Everyone froze. Volsky was about to say more, then changed his mind. Impossible to describe the months of rehearsal during which the redhead, with obstinate patience, had learned to conquer the darkness on the stage. Step by step, the youth had learned the positions of each actor, the place each line was directed to, had mastered the play for himself like a moving picture that was alive within him. Few were the spectators who noticed his blindness. Generally people had the impression that he could see his little Marie very well as she emerged through a great cardboard gateway and rushed toward him.

The inspector blew her nose noisily on a square of striped fabric, coughed, blew her nose again, muttered, “I’ll come back…,” and left the hall.

Volsky signaled to the children, the play continued… Songs, the clash of wooden swords, painted blue for lack of silver paint, the flickering flame of a candle on the table where Marie was writing a letter. The inspector entered silently, sat on a chair near the door.

“To you, my beloved, I shall confide my dream…,” the red-haired boy was singing.

During his long life Volsky would come to know dozens of orphanages, hospitals, reeducation colonies. He taught singing and movement to those who were afraid to speak and whose bodies only had memories of violent brutality: abandoned and disabled children, young offenders. Above all, he taught them how to exist otherwise than in the world manufactured by the petty cruelty of men… One of his first pupils, the red-haired boy, would tell him one day that when he sang d’Artagnan’s song, about “the sky where the stars float above,” he could see the clusters of stars, he understood how they might look.

Volsky had acted as Mila had asked him to on the day of their arrest: tried to live without looking back at their past, got married, had a son. Clearheaded, he considered that this life was close enough to happiness and forbade himself to wish for more. Routine allowed him not to make comparisons between this existence and what he had known with Mila.

During the post-Stalin thaw his work made him almost famous for a time: the newspapers spoke of his “innovative educational methods,” there was even a book about him. He was offered a post in a research institute. He refused it, continuing to choose out-of-the-way places, establishments where he felt truly useful. His wanderings finally wearied his wife, they divorced. His son, when he reached adulthood, also moved away and much later Volsky learned that he had gone to live in Germany…

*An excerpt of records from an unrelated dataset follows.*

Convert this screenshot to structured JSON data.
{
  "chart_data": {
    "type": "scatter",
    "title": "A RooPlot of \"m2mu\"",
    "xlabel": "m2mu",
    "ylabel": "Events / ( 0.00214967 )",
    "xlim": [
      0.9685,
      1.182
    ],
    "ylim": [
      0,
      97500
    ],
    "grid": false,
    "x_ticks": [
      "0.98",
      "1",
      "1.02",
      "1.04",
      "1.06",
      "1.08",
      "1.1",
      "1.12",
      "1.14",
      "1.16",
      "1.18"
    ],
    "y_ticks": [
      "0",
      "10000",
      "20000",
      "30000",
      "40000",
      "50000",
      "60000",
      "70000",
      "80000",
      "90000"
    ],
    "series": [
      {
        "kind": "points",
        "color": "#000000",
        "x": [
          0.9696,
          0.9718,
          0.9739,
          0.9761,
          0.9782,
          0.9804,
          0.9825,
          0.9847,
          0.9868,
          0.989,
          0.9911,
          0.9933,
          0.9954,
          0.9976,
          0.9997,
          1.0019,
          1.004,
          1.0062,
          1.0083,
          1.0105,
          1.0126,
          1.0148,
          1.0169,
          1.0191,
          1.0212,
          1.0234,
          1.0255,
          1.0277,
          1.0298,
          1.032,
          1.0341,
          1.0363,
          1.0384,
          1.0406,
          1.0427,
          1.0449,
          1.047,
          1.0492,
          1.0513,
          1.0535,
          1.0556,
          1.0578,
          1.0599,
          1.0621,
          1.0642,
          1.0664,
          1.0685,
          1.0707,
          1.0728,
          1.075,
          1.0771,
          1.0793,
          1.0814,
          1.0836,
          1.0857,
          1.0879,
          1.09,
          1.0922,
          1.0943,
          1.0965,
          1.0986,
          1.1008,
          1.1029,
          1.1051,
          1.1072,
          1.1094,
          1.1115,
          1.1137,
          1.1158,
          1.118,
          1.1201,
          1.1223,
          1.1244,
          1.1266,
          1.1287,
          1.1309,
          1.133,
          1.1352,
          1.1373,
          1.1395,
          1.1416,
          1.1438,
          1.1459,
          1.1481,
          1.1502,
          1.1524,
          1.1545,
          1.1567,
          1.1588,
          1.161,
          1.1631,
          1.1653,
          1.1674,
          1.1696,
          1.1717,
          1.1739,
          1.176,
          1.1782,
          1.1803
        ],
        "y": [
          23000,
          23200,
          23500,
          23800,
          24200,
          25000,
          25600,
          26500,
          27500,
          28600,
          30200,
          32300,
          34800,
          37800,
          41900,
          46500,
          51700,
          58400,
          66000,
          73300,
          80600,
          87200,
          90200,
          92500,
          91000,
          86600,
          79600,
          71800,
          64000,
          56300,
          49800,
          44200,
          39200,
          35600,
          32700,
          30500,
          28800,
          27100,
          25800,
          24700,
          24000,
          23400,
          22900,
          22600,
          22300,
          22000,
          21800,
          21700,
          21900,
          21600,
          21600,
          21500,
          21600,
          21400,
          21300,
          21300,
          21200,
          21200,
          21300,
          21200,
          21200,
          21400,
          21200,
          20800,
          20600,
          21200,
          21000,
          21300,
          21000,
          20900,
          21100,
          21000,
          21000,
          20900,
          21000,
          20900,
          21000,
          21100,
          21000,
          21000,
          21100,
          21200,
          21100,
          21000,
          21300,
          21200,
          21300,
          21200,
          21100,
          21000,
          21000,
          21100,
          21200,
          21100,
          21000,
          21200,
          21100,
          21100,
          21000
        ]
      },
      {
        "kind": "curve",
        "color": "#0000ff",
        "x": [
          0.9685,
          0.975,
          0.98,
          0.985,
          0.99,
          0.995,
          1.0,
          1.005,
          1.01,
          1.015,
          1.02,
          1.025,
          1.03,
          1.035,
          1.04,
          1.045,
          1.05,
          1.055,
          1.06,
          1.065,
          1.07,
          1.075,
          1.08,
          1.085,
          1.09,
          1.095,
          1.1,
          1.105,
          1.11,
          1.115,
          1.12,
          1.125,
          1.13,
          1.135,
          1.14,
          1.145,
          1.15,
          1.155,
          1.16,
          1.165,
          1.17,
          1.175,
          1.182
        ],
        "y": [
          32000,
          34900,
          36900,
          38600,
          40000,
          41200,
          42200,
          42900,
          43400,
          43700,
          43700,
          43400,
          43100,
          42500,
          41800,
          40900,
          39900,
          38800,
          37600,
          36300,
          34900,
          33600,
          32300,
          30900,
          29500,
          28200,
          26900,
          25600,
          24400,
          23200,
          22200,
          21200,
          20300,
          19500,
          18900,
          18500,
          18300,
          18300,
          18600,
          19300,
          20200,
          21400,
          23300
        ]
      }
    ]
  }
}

At the time of the collapse of the USSR Volsky was working in Central Asia and already used a wheelchair to get about. “Once a whole forest fell on top of me,” he would say jokingly to doctors, explaining how, when he was still young, he had found himself crushed beneath a pyramid of cedar trunks. He did not specify that this had occurred in a camp. For new generations such things belonged to a legendary past… Like the archives from the time of the purges, which were now being opened up and which Volsky could consult in Moscow. The legal file on Mila was there, the now yellow pages from the interrogations she had undergone. From reading these depositions he learned that she had done everything possible to exculpate him, taking on herself the accusations leveled at them both. “So what saved me wasn’t that little officer’s nosebleed…,” he thought, and this sacrifice, which had saved his life, reminded him again that the evil of this world could be put to rout by the will of a single human being.